A bigger concern to me is that people might interpret these findings as assigning fault to people who get cancer. You don’t want to get into situations where you feel as if people don’t deserve help because they didn’t try hard enough to stay healthy. Much of cancer is still out of people’s control.

And even though we yearn for it, there’s no formula for guaranteeing a cancer-free life. There are too many variables and permutations among types of cancer, cells, and environments. We want a bright line for what we should and should not do when we’d be better off working to accept that uncertainty is inevitable and healthy living comes down to common sense.

Want to prevent cervical cancer? The HPV vaccination is a no-brainer. Don’t want lung cancer? Don’t smoke cigarettes, but be aware that as many as 20% of people who die of lung cancer never smoked.

At worst, cancer research becomes a tool for reductive healthy living claims, at best it presents a better understanding how these diseases behave.
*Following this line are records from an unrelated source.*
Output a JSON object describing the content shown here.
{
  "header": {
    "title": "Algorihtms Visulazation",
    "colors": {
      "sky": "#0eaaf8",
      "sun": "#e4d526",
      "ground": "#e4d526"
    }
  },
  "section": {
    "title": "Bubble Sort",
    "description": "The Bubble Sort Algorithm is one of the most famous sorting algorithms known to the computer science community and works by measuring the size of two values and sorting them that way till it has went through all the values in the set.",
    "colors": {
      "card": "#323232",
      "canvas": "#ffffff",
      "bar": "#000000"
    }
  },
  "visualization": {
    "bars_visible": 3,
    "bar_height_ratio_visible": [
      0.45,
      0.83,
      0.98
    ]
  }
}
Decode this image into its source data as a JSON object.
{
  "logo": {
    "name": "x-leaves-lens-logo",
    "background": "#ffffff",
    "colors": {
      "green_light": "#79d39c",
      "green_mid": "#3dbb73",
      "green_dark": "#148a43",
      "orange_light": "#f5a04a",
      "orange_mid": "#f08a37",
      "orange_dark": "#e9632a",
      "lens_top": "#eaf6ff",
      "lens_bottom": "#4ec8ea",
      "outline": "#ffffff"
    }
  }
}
There’s so much oncologists still don’t know.

When I talked to Cliff Hudis, an oncologist who specializes in breast cancer at Memorial Sloan Kettering, he told me, “You’re constantly dividing and reducing your cells and you can almost marvel that you don’t get more cancer earlier in life. It’s almost miraculous it doesn’t go wrong immediately.”

But after recently reading Siddhartha Mukherjee’s The Emperor of All Maladies: A Biography of Cancer, I was struck by just the opposite. The thousands of mutations of DNA that have to occur over the years in just the right places for cancer to persist seems like such a freak occurrence.

Minimizing risk factors makes sense. What does not is embracing a belief that a behavior will simply cause cancer, that it’s either “bad luck” or preventable.